He floats. Around him swim a billion billion stars. Great clusters drift by, ablaze with energy. In riots of color they spin, giant reds and blues, the smaller oranges and yellows, and the tiny reds and whites. The colorless and angry black ones drink in the storm of light around them, while others pulse out energies in an unknown spectrum, and a few twist the fabric of space and time, sending his vision swimming as he tries to fathom their passing. From each to each a line of force stretches, binding them all in a net of power. Back and forth along the strands of this web energy flows, pulsing with a life that is not life. The stars know as they fly by. They are aware of his presence, but acknowledge it not. He is too small for them to be concerned with. Around him stretches away the whole of the universe.
At various points in the web, creatures of power rest or work, each different from the others, but all somehow the same. Some he can see are gods, for they are familiar to him, and others are less or more. Each plays a role. Some regard him, for his passing is not without notice; some are beyond him, too great to comprehend him, and so being, are less than he. Others study him closely, weighing his power and abilities against their own. He studies them in return. All are silent.
He speeds among the stars and the beings of power, until he espies a star, one among the multitude, but one that calls to him. From the star twenty lines of energy lead away, and near each is a being of power. Without knowing why, he understands that here are the ancient gods of Kelewan. Each plays on the nearest line of power influencing the structure of space and time nearby. Some contest among themselves, others work oblivious to the strife, and still others do nothing that is discernible.
He moves closer. A single planet swings about the star, a blue-and-green sphere shrouded in white clouds. Kelewan.
Down the lines of force he plunges, until he is on the surface. Here he sees a world untouched by the footprint of man. Great beasts with six legs stride the land, and hiding from them are a young race of quick-thinking beings.
The cho-ja, a few bands of scurrying creatures, little more than the large insects that spawned them, speed through the trees of the great forests, fearing the large predators who hunt them, as they in turn hunt smaller game. They have begun to reason, and their queens now design each for a specific purpose, so strong and well-armed soldiers protect the foragers. More food is brought to the hive, and the race begins to prosper.
Over the plains the young Thün males race, fighting among themselves with rocks and sticks, fists and fang. They clash knowing only there is a nameless urge driving them on, demanding that one or another from their band drive off the others and sire the next generation of young. It will be ages before they become reasoning beings, able to work together against the two-legged creatures who have yet to appear upon this world.
Near the sea, not yet named for the blood of thousands killed upon it, the Sunn huddle on the shore, newly emerged from the sea, discomforted upon the land, but no longer able to abide in the deep.
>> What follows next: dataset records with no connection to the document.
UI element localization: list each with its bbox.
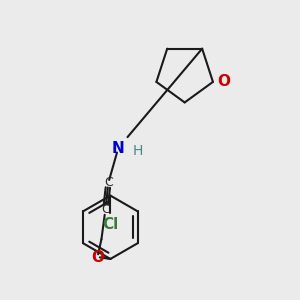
Text: O: O [91,250,104,265]
Text: H: H [132,144,142,158]
Text: C: C [104,176,113,189]
Text: N: N [112,140,125,155]
Text: Cl: Cl [102,218,119,232]
Text: C: C [101,203,110,216]
Text: O: O [217,74,230,89]
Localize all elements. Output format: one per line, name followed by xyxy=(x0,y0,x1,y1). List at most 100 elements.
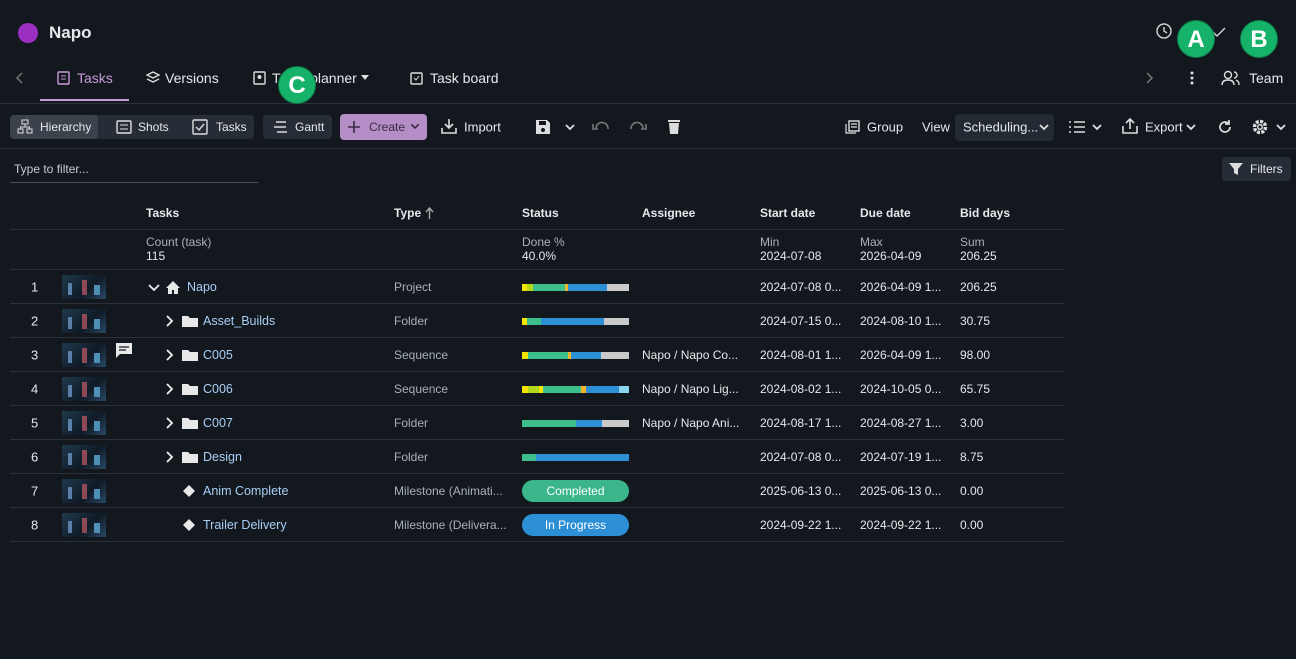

Fearing all, they plot in their sea-caves, seeking security and building an attitude toward outsiders that will set the stage for their genocide generations later.
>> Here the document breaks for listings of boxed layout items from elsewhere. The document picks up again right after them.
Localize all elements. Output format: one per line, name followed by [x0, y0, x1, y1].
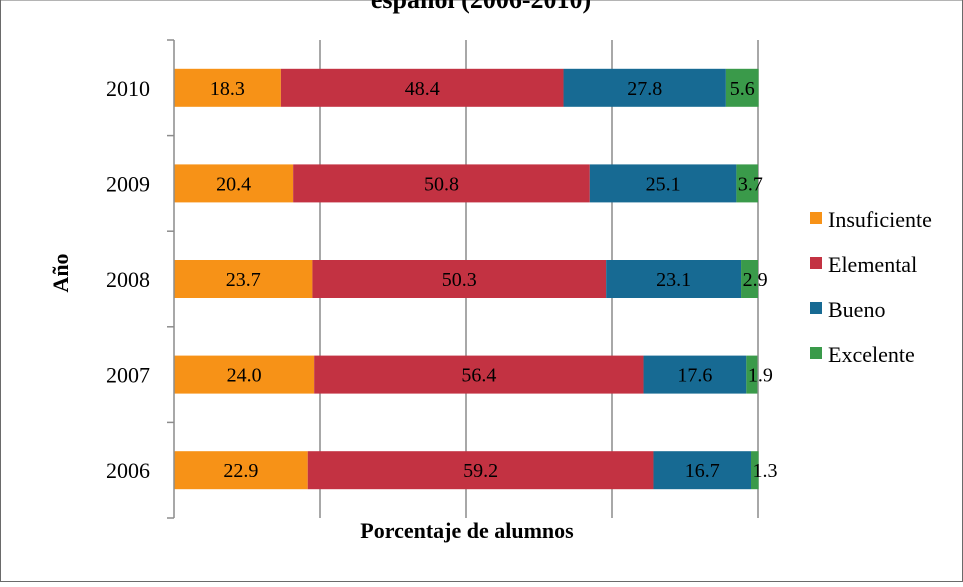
data-label: 25.1	[646, 173, 681, 195]
legend-label: Elemental	[828, 252, 917, 277]
legend-label: Excelente	[828, 342, 915, 367]
bar-insuficiente	[174, 164, 294, 203]
y-tick-label: 2008	[106, 267, 150, 292]
bar-bueno	[563, 68, 726, 107]
data-label: 23.7	[226, 269, 261, 291]
legend-swatch	[810, 257, 822, 269]
axes	[167, 39, 175, 519]
bars	[174, 68, 759, 490]
legend-swatch	[810, 212, 822, 224]
y-axis-title: Año	[48, 253, 73, 292]
bar-insuficiente	[174, 68, 281, 107]
data-label: 56.4	[461, 365, 496, 387]
bar-elemental	[293, 164, 590, 203]
bar-insuficiente	[174, 355, 315, 394]
data-label: 16.7	[685, 460, 720, 482]
bar-elemental	[280, 68, 564, 107]
data-label: 24.0	[227, 365, 262, 387]
data-label: 50.8	[424, 173, 459, 195]
x-axis-title: Porcentaje de alumnos	[360, 518, 574, 543]
chart-title: español (2006-2010)	[371, 0, 591, 14]
data-label: 3.7	[738, 173, 763, 195]
y-tick-label: 2010	[106, 76, 150, 101]
data-label: 20.4	[216, 173, 251, 195]
data-label: 48.4	[405, 78, 440, 100]
data-label: 27.8	[627, 78, 662, 100]
bar-excelente	[725, 68, 759, 107]
bar-elemental	[314, 355, 644, 394]
legend: Insuficiente Elemental Bueno Excelente	[810, 207, 932, 367]
bar-excelente	[750, 451, 759, 490]
bar-insuficiente	[174, 451, 308, 490]
legend-swatch	[810, 302, 822, 314]
legend-label: Bueno	[828, 297, 885, 322]
y-tick-label: 2006	[106, 458, 150, 483]
data-label: 5.6	[730, 78, 755, 100]
bar-excelente	[736, 164, 758, 203]
bar-elemental	[312, 260, 607, 298]
bar-bueno	[589, 164, 737, 203]
legend-label: Insuficiente	[828, 207, 932, 232]
y-tick-label: 2009	[106, 171, 150, 196]
bar-bueno	[606, 260, 742, 298]
y-tick-label: 2007	[106, 363, 150, 388]
data-label: 1.3	[752, 460, 777, 482]
data-label: 2.9	[743, 269, 768, 291]
data-label: 1.9	[748, 365, 773, 387]
bar-bueno	[653, 451, 751, 490]
bar-excelente	[741, 260, 758, 298]
bar-elemental	[307, 451, 654, 490]
data-label: 18.3	[210, 78, 245, 100]
data-label: 22.9	[223, 460, 258, 482]
bar-insuficiente	[174, 260, 313, 298]
data-label: 59.2	[463, 460, 498, 482]
bar-excelente	[746, 355, 758, 394]
labels: 18.3 48.4 27.8 5.6 2010 20.4 50.8 25.1 3.7 2009 23…	[106, 76, 777, 483]
bar-bueno	[643, 355, 747, 394]
data-label: 23.1	[656, 269, 691, 291]
legend-swatch	[810, 347, 822, 359]
data-label: 17.6	[677, 365, 712, 387]
data-label: 50.3	[442, 269, 477, 291]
Above the mountains, the Thrillillil soar, their culture formative and crude, only little more than a loose association of breeding pairs and young. Their large but delicate wings cast shadows that hide the Nummongnum, who creep along the edge of the rocks, hidden from sight by their mottled fur, which resembles the stones behind which they scurry, seeking Thrillillil eggs, beginning a war that will last a thousand years and end in the annihilation of both races.
This is a harsh world, abundant with life, but contentious life, with no mercy for the weak. Of those races he sees, only two will endure, the Thün and the cho-ja. He sees darkness approaching like a sudden storm, and it sweeps over him.